Childhood trauma histories and theory of mind test results differed only between people with schizophrenia and healthy prosocial adults of similar age, but did not distinguish between the violent and non-violent people with schizophrenia. Whereas a pathway to violence in the context of schizophrenia from early trauma through impaired reading of others' emotions seems plausible, it still lacks evidence. Our findings suggest good reason to assess and treat impairments of emotional perception and processing in people with schizophrenia, but that the need is unlikely to be specific to those who become violent. This needs further research with larger samples.
童年创伤和低心理理论能力已被证明与暴力、犯罪和精神分裂症有关。了解精神分裂症患者暴力行为的诱发因素对治疗和安全至关重要。
调查童年创伤、心理理论与精神分裂症患者以及健康对照样本中暴力行为之间的关系。我们的假设是,有暴力行为的精神分裂症患者比无暴力行为的精神分裂症患者或健康的非暴力人群更有可能有童年创伤史,并表现出心理理论缺陷。
采用横断面设计,我们招募了30名有暴力犯罪史的精神分裂症患者、50名无暴力史的精神分裂症患者和50名无暴力史的健康人。每位参与者完成阳性和阴性症状量表、童年创伤问卷、读心术测试和暗示任务。

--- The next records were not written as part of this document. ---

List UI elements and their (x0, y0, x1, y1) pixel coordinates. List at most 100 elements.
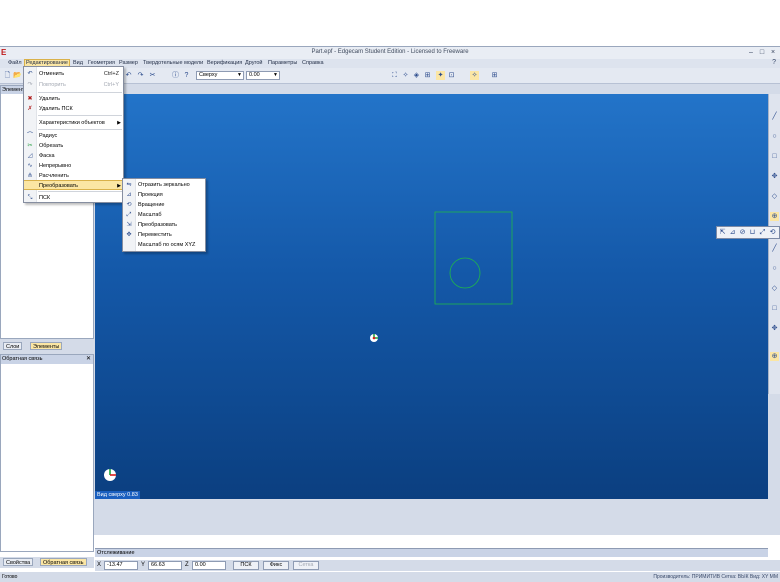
menu-item-label: Удалить ПСК (39, 106, 73, 112)
x-coordinate-field[interactable]: -13.47 (104, 561, 138, 570)
submenu-item-move[interactable]: ✥ Переместить (123, 230, 205, 240)
menu-item-redo[interactable]: ↷ Повторить Ctrl+Y (24, 80, 123, 90)
status-info: Производитель: ПРИМИТИВ Сетка: ВЫК Вид: … (653, 574, 778, 580)
tab-feedback[interactable]: Обратная связь (40, 558, 87, 566)
menu-item-label: Непрерывно (39, 163, 72, 169)
mirror-tool-icon[interactable]: ⇱ (718, 228, 727, 237)
menu-item-chamfer[interactable]: ◿ Фаска (24, 151, 123, 161)
tab-layers[interactable]: Слои (3, 342, 23, 350)
transform-tool-icon[interactable]: ⊕ (770, 212, 779, 221)
snap-icon-5[interactable]: ✦ (436, 71, 445, 80)
menu-separator (38, 115, 122, 116)
undo-icon: ↶ (27, 71, 33, 77)
graphics-viewport[interactable]: Вид сверху 0.83 (95, 94, 768, 499)
menu-help[interactable]: Справка (302, 60, 324, 66)
menu-item-label: Характеристики объектов (39, 120, 105, 126)
explode-icon: ⋔ (27, 173, 33, 179)
z-level-select[interactable]: 0.00 ▼ (246, 71, 280, 80)
chevron-down-icon: ▼ (237, 72, 242, 78)
spline-icon[interactable]: ◇ (770, 284, 779, 293)
hatch-icon[interactable]: □ (770, 304, 779, 313)
z-coordinate-field[interactable]: 0.00 (192, 561, 226, 570)
transform-tool-icon[interactable]: ⊔ (748, 228, 757, 237)
move-point-icon[interactable]: ✥ (770, 172, 779, 181)
menu-file[interactable]: Файл (8, 60, 22, 66)
menu-item-label: Фаска (39, 153, 55, 159)
snap-icon-4[interactable]: ⊞ (423, 71, 432, 80)
undo-icon[interactable]: ↶ (124, 71, 133, 80)
scale-tool-icon[interactable]: ⊘ (738, 228, 747, 237)
new-file-icon[interactable]: 🗋 (3, 71, 12, 80)
snap-icon-2[interactable]: ✧ (401, 71, 410, 80)
menu-verify[interactable]: Верификация (207, 60, 242, 66)
snap-icon-6[interactable]: ⊡ (447, 71, 456, 80)
submenu-item-rotate[interactable]: ⟲ Вращение (123, 200, 205, 210)
info-icon[interactable]: ⓘ (171, 71, 180, 80)
submenu-item-scale-xyz[interactable]: Масштаб по осям XYZ (123, 240, 205, 250)
transform-toolbar: ⇱ ⊿ ⊘ ⊔ ⤢ ⟲ (716, 226, 780, 239)
view-select-value: Сверху (199, 72, 218, 78)
menu-item-ucs[interactable]: ⤡ ПСК (24, 193, 123, 203)
menu-item-continuous[interactable]: ∿ Непрерывно (24, 161, 123, 171)
menu-item-undo[interactable]: ↶ Отменить Ctrl+Z (24, 69, 123, 79)
tab-properties[interactable]: Свойства (3, 558, 34, 566)
ucs-button[interactable]: ПСК (233, 561, 259, 570)
edit-menu-dropdown: ↶ Отменить Ctrl+Z ↷ Повторить Ctrl+Y ✖ У… (23, 66, 124, 203)
y-coordinate-field[interactable]: 66.63 (148, 561, 182, 570)
screen: Е Part.epf - Edgecam Student Edition - L… (0, 0, 780, 582)
close-button[interactable]: × (768, 48, 778, 57)
scale-icon: ⤢ (126, 212, 132, 218)
minimize-button[interactable]: – (746, 48, 756, 57)
view-select[interactable]: Сверху ▼ (196, 71, 244, 80)
projection-icon: ⊿ (126, 192, 132, 198)
open-file-icon[interactable]: 📂 (13, 71, 22, 80)
menu-separator (38, 92, 122, 93)
snap-icon-7[interactable]: ✧ (470, 71, 479, 80)
submenu-item-projection[interactable]: ⊿ Проекция (123, 190, 205, 200)
menu-item-transform[interactable]: Преобразовать ▶ (24, 180, 123, 190)
menu-item-trim[interactable]: ✂ Обрезать (24, 141, 123, 151)
submenu-item-scale[interactable]: ⤢ Масштаб (123, 210, 205, 220)
text-icon[interactable]: ✥ (770, 324, 779, 333)
menu-other[interactable]: Другой (245, 60, 263, 66)
menu-solids[interactable]: Твердотельные модели (143, 60, 203, 66)
tab-elements[interactable]: Элементы (30, 342, 63, 350)
dimension-icon[interactable]: ╱ (770, 244, 779, 253)
delete-ucs-icon: ✗ (27, 106, 33, 112)
submenu-item-mirror[interactable]: ⇋ Отразить зеркально (123, 180, 205, 190)
grid-button[interactable]: Сетка (293, 561, 319, 570)
submenu-item-transform[interactable]: ⇲ Преобразовать (123, 220, 205, 230)
rotate-tool-icon[interactable]: ⟲ (768, 228, 777, 237)
window-title: Part.epf - Edgecam Student Edition - Lic… (311, 49, 469, 55)
menu-options[interactable]: Параметры (268, 60, 297, 66)
snap-icon-3[interactable]: ◈ (412, 71, 421, 80)
part-rectangle (434, 211, 513, 305)
menu-item-radius[interactable]: ⌒ Радиус (24, 131, 123, 141)
feedback-panel-title: Обратная связь (2, 356, 43, 362)
snap-icon-8[interactable]: ⊞ (490, 71, 499, 80)
help-pointer-icon[interactable]: ? (182, 71, 191, 80)
move-tool-icon[interactable]: ⤢ (758, 228, 767, 237)
menu-item-label: Отменить (39, 71, 65, 77)
cut-icon[interactable]: ✂ (148, 71, 157, 80)
circle-icon[interactable]: ○ (770, 132, 779, 141)
solid-icon[interactable]: ⊕ (770, 352, 779, 361)
shape-icon[interactable]: ◇ (770, 192, 779, 201)
menu-item-delete-ucs[interactable]: ✗ Удалить ПСК (24, 104, 123, 114)
projection-tool-icon[interactable]: ⊿ (728, 228, 737, 237)
help-icon[interactable]: ? (772, 59, 776, 66)
y-label: Y (141, 562, 146, 568)
menu-item-object-properties[interactable]: Характеристики объектов ▶ (24, 118, 123, 128)
submenu-item-label: Переместить (138, 232, 172, 238)
status-text: Готово (2, 574, 18, 580)
snap-icon-1[interactable]: ⛶ (390, 71, 399, 80)
line-icon[interactable]: ╱ (770, 112, 779, 121)
maximize-button[interactable]: □ (757, 48, 767, 57)
arc-icon[interactable]: ○ (770, 264, 779, 273)
ucs-icon: ⤡ (27, 195, 33, 201)
close-icon[interactable]: ✕ (86, 355, 91, 364)
fix-button[interactable]: Фикс (263, 561, 289, 570)
menu-item-delete[interactable]: ✖ Удалить (24, 94, 123, 104)
redo-icon[interactable]: ↷ (136, 71, 145, 80)
rectangle-icon[interactable]: □ (770, 152, 779, 161)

与健康对照组相比,患者更有可能为男性、无工作且收入低,暴力患者组情况似乎最差。童年创伤史和心理理论测试区分了精神分裂症组与健康对照组,但精神分裂症组之间没有差异。仅比较精神分裂症组的逻辑回归分析证实,男性和既往住院次数是仅有的两个能独立区分有暴力行为和无暴力行为的精神分裂症组的特征。
童年创伤史和心理理论测试结果仅在精神分裂症患者与年龄相仿的健康亲社会成年人之间存在差异,但无法区分有暴力行为和无暴力行为的精神分裂症患者。虽然从早期创伤通过他人情绪解读受损导致精神分裂症患者产生暴力行为的途径似乎合理,但仍缺乏证据。我们的研究结果表明,有充分理由评估和治疗精神分裂症患者的情绪感知和处理障碍,但这种需求不太可能仅限于那些有暴力行为的患者。这需要更大样本的进一步研究。